Saturday, April 10, 2010
Just Me and Some Strawberries
I had dinner with my mother last night, and she asked me if I was nervous with Joe out of town. The question seemed odd to me. But then she told me that when she was growing up my grandmother was always very anxious when my grandfather traveled, and my grandmother would ask my mom to sleep in her room when he was gone. Until my mom got in to high school and said, um, no, too old for that. My grandmother used to spend the night at our house when I was a little girl for the same reason. I mostly remember running to wake her up, my brother and I climbing all over her in the morning, trying not to scrape our legs on the sides of the pull-out couch. My grandmother married young, moved right out of her parent's house into her own house, and probably was rarely alone. She was a little skittish. Maybe it's a generational thing. Maybe I'm just stubbornly independent. But I can't image feeling nervous with my husband out of town. I feel a lot of things, but nervous isn't one of them.

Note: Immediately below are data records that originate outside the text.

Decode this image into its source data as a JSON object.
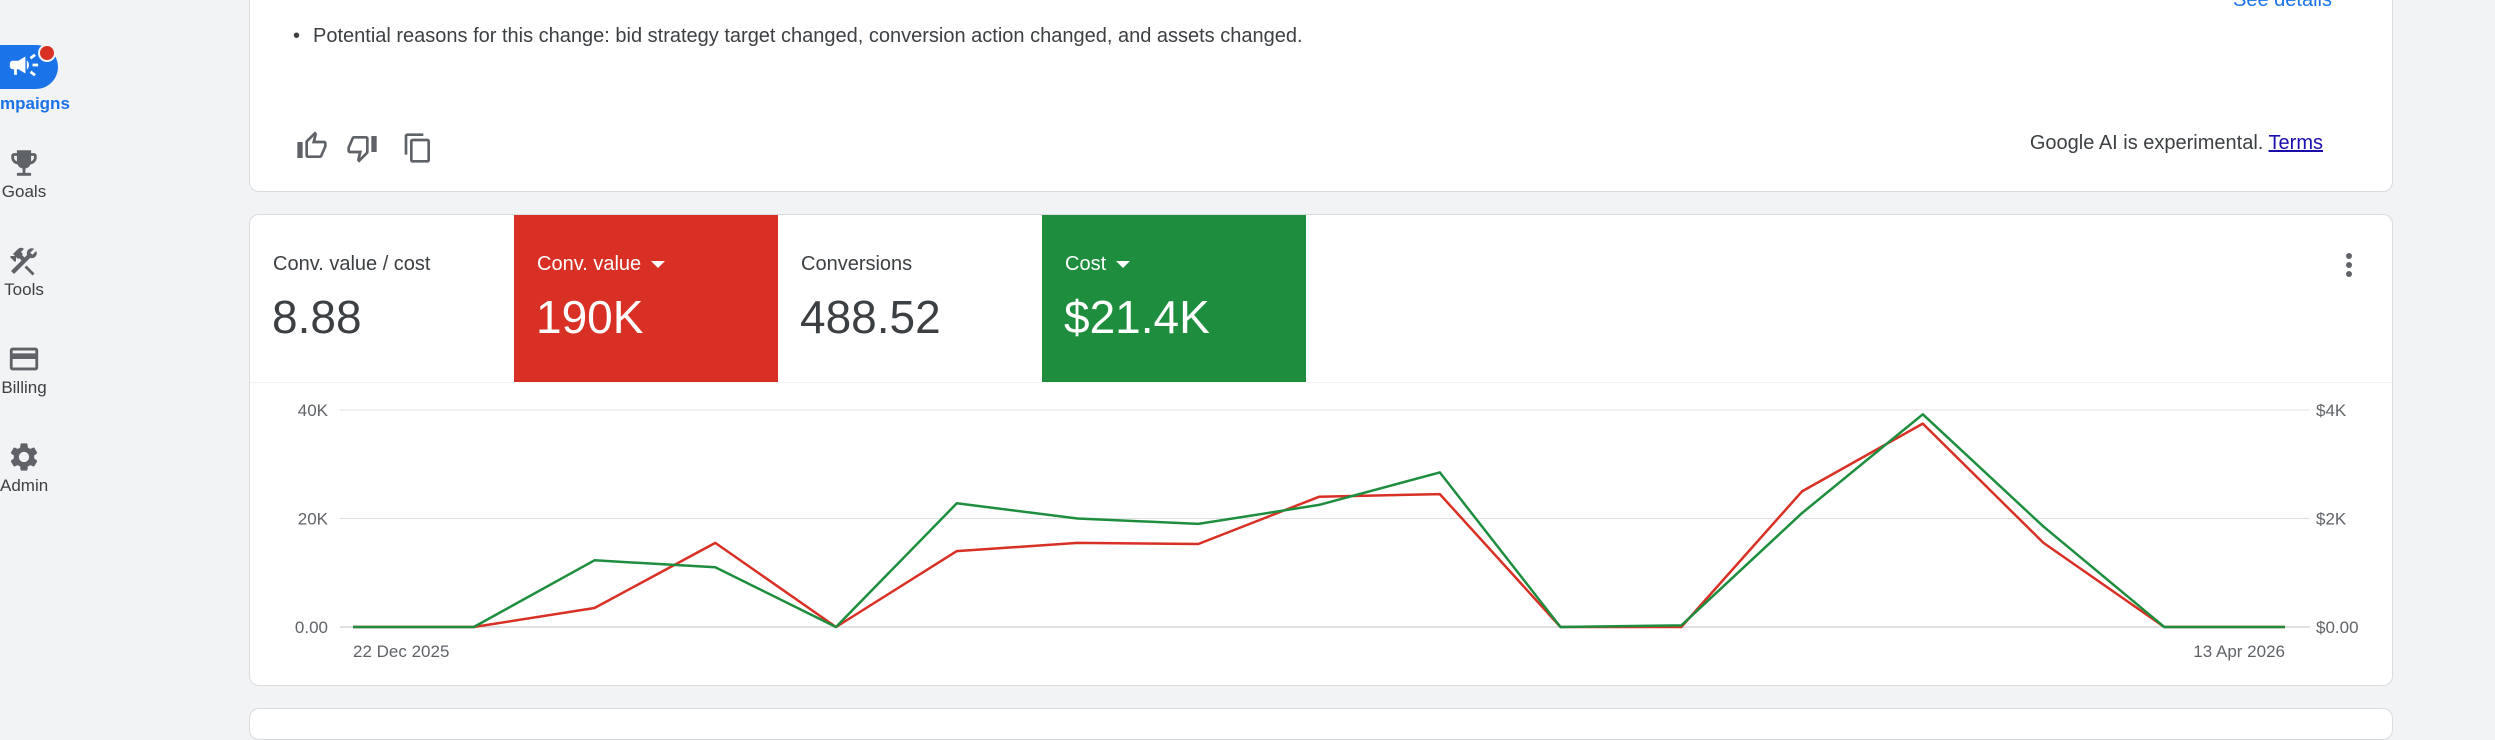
{
  "nav": {
    "items": [
      {
        "label": "mpaigns",
        "icon": "megaphone-icon",
        "active": true
      },
      {
        "label": "Goals",
        "icon": "trophy-icon"
      },
      {
        "label": "Tools",
        "icon": "tools-icon"
      },
      {
        "label": "Billing",
        "icon": "credit-card-icon"
      },
      {
        "label": "Admin",
        "icon": "gear-icon"
      }
    ]
  },
  "insight": {
    "bullet": "Potential reasons for this change: bid strategy target changed, conversion action changed, and assets changed.",
    "see_details": "See details",
    "ai_note": "Google AI is experimental.",
    "terms": "Terms",
    "icons": [
      "thumbs-up-icon",
      "thumbs-down-icon",
      "copy-icon"
    ]
  },
  "metrics": [
    {
      "label": "Conv. value / cost",
      "value": "8.88",
      "selected": false
    },
    {
      "label": "Conv. value",
      "value": "190K",
      "selected": true,
      "color": "#d93025"
    },
    {
      "label": "Conversions",
      "value": "488.52",
      "selected": false
    },
    {
      "label": "Cost",
      "value": "$21.4K",
      "selected": true,
      "color": "#1e8e3e"
    }
  ],
  "chart_data": {
    "type": "line",
    "x_labels": [
      "22 Dec 2025",
      "13 Apr 2026"
    ],
    "left_axis": {
      "ticks": [
        "0.00",
        "20K",
        "40K"
      ],
      "ylim": [
        0,
        40000
      ]
    },
    "right_axis": {
      "ticks": [
        "$0.00",
        "$2K",
        "$4K"
      ],
      "ylim": [
        0,
        4000
      ]
    },
    "series": [
      {
        "name": "Conv. value",
        "axis": "left",
        "color": "#d93025",
        "values": [
          0,
          0,
          3500,
          15500,
          0,
          14000,
          15500,
          15300,
          24000,
          24500,
          0,
          0,
          25000,
          37500,
          15500,
          0,
          0
        ]
      },
      {
        "name": "Cost",
        "axis": "right",
        "color": "#1e8e3e",
        "values": [
          0,
          0,
          1230,
          1100,
          0,
          2280,
          2000,
          1900,
          2250,
          2850,
          0,
          30,
          2100,
          3920,
          1850,
          0,
          0
        ]
      }
    ]
  }
}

Joe and I have been together for a long time. More than twelve years and married nearly nine. And while I miss him when he's out of town for a few days, I take it as a bit of a challenge to not just laze around, but to force myself to do things alone. Not because I mind doing things alone, I'm just used to having a partner to share my time with. It is an unfamiliar feeling to run around town by myself on the weekends. I went to the City Market this morning to buy some produce, just browse around and enjoy the weather, people watch and maybe pick up some plants.
It felt strange to be there alone. I kept wanting to turn to Joe and laugh about the goofy hippie woman with daisies woven in her hair, or share a taste of this amazing grainy bread, or discuss which salad greens he preferred, should we grow basil and cilantro this summer? But it was just me. And after about twenty minutes of wandering around, chatting with vendors, tasting some succulent berries and enjoying the sun on my face, I settled in to myself. These five short days will fly by. And Tuesday we will both have stories to tell and photos to share, and catch up with each other in minutes. Sliding right back to the familiar, warm, funny, loving, constant that we are with each other.